Posted by EHenson at 10:13 AM
Saturday, July 5, 2008
We drove Mississippi today. It kind of felt like we came in through the back door. We drove through hills and woods, on tiny dirt roads which, if they have not already served as the setting for a Pulitzer-prize winning novel about darkly hidden family secrets, stubborn caste prejudices, and the strange friendships that transcend them, well, I'm sure they soon will. After a few miles of peering into the small but enormous lives of back-woods Mississippians, we passed into flat farm-lands. After that, the rest of Mississippi was more of the same, between tiny woods communities and the considerably nicer farmlands in between.
Today has afforded the most off-road-ish driving so far. We had a higher dirt-to-pavement ratio, and we got to drive on a couple of mud-splashing roads, a two-track, and a couple of levees. At one point we missed a turn, and Nathan turned the Jeep around in more of a slide than a turn. Awesome!
We met with two couples who were traveling the TAT in Russian military motorcycles (make: Ural) with sidecars. Those things are pretty sweet: they look like they were made in the 1950's, but they are 2006 models. I guess the Russian military just found a design that works and stuck with it.
Bathed in another creek, this time a shallow one underneath an old timber bridge. Had to stop for pigs. I got pictures of that. Nathan was non-plussed by my compulsion to make friends with the lovely pig who was blocking our way. I'm not sure why...
We passed into Arkansas this evening, where most of the crops are rice in--well, you don't call them paddies in the U.S., do you? Whatever; they are still growing in water. There are lots of rivers and swamps, too, to the point that we were concerned about finding a dry place park the Jeep for the night. We started looking for campgrounds in the nearby towns, but the nearby towns had populations around 700. No camping.
One town (Hazen) has a couple of motels, and all of a sudden a hot shower and AC sounded so tempting (last night was extremely damp and sticky, even though it wasn't too hot).

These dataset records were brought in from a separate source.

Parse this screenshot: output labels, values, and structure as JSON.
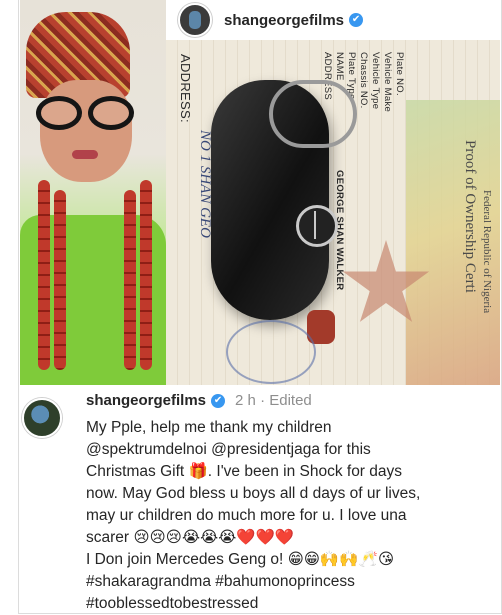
{
  "post": {
    "username": "shangeorgefilms",
    "verified_mark": "✔"
  },
  "document": {
    "labels": [
      "Plate NO.",
      "Vehicle Make",
      "Vehicle Type",
      "Chassis NO.",
      "Plate Type",
      "NAME",
      "ADDRESS"
    ],
    "name_value": "GEORGE SHAN WALKER",
    "title": "Proof of Ownership Certi",
    "header": "Federal Republic of Nigeria",
    "address_label": "ADDRESS:",
    "address_hand": "NO 1 SHAN GEO"
  },
  "comment": {
    "username": "shangeorgefilms",
    "verified_mark": "✔",
    "time": "2 h",
    "separator": "·",
    "edited": "Edited",
    "lines": [
      "My Pple, help me thank my children",
      "@spektrumdelnoi @presidentjaga for this",
      "Christmas Gift 🎁. I've been in Shock for days",
      "now. May God bless u boys all d days of ur lives,",
      "may ur children do much more for u. I love una",
      "scarer 😢😢😢😭😭😭❤️❤️❤️",
      "I Don join Mercedes Geng o! 😁😁🙌🙌🥂😘",
      "#shakaragrandma #bahumonoprincess",
      "#tooblessedtobestressed"
    ]
  }
}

The GPS showed a tiny road running parallel to the interstate that ended up right by the motels. We thought that would be more fun, and it was certainly the most direct route from where we were, so we took off down a tiny dirt road through the woods. It involved driving around a gate, but we were soon traversing more of a leaf-covered path-ish thing through even thicker woods. The brush soon became high enough that we couldn't quite see the road, but we could see a set of tracks where someone else had recently driven, so despite an increasingly softer and wetter ground, we pushed on. Until we came to a river with no bridge and a steep bank. We got stuck on a bank of earth that required a bit of winching, but no harm done.
Except for one thing: there was an uncommon number of mosquitoes in the w oods there, and during the winching, they moved into the Jeep and set up shop. I took a picture of mosquitoes on the Jeep's roof. They hung like bats from the roof, dropping down for tasty little snacks.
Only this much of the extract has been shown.